The Best Meal Strategy for Weight Loss

New research weighs in

So you’re interested in dropping some pounds. Maybe you should take this pop quiz first: What’s the smartest meal strategy for you to adopt?

A. Big breakfast, small lunch, smaller dinner
B. Small breakfast, bigger lunch, big dinner
C. Skip most meals and eat as little as you possibly can

If you chose option A—ding, ding, ding, ding!—you’re right on the money, although it’s the exact opposite of the way most Americans eat. According to the Wall Street Journal, a recent study at Tel Aviv University in Israel assigned overweight women to spend three months on a 1,400-calorie-a-day diet.

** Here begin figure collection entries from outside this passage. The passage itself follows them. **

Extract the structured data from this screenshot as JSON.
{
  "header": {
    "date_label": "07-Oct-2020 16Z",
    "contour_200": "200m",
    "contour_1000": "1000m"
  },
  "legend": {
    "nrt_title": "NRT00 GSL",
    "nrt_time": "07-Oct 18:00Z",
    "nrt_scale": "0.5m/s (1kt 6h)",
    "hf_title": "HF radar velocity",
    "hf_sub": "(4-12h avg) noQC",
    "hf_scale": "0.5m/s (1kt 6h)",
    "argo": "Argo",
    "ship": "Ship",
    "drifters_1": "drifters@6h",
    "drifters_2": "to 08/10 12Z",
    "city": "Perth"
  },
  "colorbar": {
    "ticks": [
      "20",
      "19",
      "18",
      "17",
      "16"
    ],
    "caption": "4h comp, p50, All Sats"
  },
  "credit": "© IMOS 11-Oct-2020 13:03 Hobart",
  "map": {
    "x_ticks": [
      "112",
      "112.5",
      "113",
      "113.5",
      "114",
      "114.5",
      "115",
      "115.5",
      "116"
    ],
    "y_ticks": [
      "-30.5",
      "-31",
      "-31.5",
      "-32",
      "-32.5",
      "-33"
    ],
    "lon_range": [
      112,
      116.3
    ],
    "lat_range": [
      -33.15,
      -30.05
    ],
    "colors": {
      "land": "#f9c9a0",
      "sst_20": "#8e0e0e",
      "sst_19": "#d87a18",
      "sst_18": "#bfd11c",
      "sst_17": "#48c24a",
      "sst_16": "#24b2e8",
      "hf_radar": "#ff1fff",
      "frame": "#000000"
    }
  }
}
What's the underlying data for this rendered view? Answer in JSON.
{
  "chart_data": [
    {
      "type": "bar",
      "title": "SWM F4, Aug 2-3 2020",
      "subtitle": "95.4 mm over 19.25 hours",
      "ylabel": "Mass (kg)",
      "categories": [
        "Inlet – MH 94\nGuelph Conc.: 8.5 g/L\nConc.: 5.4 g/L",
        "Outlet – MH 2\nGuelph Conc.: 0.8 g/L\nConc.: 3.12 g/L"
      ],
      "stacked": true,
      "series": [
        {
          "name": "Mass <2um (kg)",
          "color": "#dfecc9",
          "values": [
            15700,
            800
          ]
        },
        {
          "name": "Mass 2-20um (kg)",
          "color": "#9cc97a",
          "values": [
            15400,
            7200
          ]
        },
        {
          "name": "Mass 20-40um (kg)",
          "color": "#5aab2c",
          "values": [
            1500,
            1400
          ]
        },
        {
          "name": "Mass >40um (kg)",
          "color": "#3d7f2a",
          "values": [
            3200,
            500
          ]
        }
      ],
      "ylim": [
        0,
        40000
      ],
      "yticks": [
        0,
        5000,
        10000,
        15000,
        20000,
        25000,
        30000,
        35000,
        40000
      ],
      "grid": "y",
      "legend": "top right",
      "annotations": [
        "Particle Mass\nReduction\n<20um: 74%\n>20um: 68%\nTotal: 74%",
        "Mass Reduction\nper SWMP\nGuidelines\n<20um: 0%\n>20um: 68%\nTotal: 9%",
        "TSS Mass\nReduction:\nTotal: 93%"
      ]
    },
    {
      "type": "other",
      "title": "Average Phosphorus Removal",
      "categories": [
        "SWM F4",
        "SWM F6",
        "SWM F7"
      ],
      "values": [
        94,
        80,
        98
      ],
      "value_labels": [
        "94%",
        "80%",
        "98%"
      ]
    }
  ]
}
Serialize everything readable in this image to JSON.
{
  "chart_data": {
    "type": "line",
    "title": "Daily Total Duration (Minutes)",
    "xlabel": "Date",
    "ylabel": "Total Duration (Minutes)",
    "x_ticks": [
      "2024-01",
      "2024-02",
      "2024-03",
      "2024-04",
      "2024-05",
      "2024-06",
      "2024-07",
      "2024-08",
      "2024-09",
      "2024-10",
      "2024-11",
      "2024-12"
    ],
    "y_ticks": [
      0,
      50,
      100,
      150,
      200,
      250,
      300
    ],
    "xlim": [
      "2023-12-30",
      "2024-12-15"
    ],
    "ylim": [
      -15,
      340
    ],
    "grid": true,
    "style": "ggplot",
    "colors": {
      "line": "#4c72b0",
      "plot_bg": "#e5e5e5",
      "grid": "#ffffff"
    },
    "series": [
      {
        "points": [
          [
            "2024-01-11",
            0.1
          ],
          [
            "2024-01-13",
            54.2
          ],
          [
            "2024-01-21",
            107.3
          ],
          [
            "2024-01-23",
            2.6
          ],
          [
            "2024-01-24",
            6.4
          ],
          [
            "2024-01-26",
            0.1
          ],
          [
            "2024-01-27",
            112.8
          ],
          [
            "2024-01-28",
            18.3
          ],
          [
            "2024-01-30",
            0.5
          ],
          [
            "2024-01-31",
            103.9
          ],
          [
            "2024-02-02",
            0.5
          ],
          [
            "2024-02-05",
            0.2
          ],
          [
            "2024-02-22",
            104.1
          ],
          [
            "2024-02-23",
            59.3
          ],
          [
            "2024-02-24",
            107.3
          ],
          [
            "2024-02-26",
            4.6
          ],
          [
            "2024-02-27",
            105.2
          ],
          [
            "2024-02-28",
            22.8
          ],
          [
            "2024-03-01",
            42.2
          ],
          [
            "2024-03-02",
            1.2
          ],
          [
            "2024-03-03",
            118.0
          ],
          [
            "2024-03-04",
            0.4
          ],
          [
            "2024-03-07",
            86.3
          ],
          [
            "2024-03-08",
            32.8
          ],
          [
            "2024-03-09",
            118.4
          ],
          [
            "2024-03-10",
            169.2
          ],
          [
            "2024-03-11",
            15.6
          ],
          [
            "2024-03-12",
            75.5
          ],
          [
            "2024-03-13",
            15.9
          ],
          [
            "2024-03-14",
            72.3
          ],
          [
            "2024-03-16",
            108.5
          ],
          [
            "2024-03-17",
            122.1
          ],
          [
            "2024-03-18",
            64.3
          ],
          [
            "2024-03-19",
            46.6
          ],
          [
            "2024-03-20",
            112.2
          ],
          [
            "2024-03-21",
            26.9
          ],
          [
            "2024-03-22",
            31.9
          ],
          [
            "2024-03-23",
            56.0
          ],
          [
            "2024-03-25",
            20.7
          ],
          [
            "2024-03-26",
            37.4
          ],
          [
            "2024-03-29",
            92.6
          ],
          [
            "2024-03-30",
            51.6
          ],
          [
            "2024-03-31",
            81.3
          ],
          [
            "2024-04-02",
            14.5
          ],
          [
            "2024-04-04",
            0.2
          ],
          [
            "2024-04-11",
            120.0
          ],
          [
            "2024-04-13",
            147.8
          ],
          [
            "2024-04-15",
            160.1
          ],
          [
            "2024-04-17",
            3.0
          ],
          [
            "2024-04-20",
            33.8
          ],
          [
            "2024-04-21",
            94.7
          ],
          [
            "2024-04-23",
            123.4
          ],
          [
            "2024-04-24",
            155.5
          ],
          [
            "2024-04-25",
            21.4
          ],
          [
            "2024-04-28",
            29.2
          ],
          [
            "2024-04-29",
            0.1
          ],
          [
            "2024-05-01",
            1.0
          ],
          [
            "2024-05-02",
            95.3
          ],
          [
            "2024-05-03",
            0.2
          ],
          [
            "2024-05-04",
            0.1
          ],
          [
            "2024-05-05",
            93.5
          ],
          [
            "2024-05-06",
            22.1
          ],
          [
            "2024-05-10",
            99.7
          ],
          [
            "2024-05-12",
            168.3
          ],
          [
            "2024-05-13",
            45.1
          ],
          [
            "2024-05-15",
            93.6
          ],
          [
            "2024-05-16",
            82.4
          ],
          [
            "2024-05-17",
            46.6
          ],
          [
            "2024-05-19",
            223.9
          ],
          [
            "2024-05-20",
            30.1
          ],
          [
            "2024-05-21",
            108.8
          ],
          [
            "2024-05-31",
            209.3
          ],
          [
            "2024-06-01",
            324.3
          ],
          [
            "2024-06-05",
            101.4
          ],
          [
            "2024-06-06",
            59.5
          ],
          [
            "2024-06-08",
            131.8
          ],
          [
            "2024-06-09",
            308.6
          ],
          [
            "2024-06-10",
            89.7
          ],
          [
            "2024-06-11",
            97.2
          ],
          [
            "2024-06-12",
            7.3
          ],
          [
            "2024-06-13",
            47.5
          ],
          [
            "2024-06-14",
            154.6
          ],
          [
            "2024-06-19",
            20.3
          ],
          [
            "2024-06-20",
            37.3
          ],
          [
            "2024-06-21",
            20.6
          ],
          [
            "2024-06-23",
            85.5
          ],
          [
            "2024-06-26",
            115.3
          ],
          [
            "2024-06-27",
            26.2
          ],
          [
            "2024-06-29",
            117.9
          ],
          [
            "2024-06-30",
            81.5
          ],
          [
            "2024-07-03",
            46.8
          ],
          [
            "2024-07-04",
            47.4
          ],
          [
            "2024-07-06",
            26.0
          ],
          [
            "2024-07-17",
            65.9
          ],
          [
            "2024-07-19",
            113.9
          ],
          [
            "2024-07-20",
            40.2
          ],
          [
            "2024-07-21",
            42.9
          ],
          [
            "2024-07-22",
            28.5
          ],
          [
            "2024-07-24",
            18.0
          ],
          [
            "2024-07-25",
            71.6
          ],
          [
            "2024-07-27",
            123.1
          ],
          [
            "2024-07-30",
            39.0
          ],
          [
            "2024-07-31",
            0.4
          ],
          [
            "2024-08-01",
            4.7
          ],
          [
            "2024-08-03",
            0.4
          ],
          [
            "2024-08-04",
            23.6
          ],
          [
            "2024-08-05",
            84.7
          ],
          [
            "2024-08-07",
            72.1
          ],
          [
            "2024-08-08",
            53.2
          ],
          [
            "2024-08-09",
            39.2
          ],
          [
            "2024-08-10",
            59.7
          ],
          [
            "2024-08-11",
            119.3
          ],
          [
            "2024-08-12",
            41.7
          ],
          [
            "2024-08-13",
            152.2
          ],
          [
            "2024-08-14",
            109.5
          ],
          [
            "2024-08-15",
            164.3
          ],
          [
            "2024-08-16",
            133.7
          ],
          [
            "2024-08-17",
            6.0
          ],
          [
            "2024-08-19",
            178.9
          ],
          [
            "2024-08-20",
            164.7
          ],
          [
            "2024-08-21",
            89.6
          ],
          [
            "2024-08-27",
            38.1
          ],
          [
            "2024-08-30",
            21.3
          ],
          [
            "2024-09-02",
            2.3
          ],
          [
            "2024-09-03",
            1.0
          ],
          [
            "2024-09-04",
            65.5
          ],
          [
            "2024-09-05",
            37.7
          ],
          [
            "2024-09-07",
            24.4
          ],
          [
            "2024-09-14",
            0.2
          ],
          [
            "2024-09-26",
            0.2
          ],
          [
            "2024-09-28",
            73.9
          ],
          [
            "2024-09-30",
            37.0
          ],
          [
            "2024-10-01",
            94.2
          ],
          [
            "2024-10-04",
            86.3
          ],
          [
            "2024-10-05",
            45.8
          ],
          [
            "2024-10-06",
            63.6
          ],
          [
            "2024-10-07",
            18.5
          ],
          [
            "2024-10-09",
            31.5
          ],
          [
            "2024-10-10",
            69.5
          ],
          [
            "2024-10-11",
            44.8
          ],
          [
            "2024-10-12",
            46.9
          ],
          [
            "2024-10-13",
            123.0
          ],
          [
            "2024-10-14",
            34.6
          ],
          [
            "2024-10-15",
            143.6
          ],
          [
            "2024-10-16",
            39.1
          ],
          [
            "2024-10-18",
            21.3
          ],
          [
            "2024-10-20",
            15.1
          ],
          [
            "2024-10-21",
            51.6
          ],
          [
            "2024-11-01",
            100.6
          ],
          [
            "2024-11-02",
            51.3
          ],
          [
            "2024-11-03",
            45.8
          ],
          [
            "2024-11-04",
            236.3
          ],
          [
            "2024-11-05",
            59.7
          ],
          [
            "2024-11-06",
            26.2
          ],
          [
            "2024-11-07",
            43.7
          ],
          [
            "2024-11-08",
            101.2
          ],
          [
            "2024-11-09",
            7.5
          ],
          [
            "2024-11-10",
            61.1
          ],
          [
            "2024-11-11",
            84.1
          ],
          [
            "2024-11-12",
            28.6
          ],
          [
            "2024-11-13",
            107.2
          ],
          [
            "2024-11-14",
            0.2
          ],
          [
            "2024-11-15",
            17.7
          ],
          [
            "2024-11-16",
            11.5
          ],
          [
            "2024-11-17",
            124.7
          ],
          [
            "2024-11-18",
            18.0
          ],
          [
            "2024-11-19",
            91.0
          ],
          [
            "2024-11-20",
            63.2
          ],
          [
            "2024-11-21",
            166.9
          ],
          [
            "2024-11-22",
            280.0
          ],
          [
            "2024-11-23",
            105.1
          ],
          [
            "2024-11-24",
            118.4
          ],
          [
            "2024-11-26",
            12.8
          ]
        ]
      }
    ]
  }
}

Half the participants consumed 50 percent of those calories at breakfast, with the remainder split into 36 percent at lunch and 14 percent for dinner. The other half got calories in the opposite order: 14 percent for breakfast, 36 percent for lunch and 50 percent at dinner.

Over the course of the study, the big-breakfast group dropped an average of 19.1 pounds, compared to 7.9 pounds for the big-dinner eaters. Body-mass-index losses were similarly proportioned, with big-breakfast eaters losing 10 percent of body mass and big-dinner eaters losing only five percent. And when it came to levels of triglycerides, glucose, insulin and ghrelin, though levels decreased in both groups, big-breakfast eaters showed bigger drop-offs. Total cholesterol levels fell for both, but levels of HDL—the “good” cholesterol—only rose significantly among the big-breakfast eaters.

So, yeah, it may be a pain to get up a little earlier to make yourself a decent breakfast. But focusing on the fact that it will improve your health and double the amount of weight you lose should make it easier.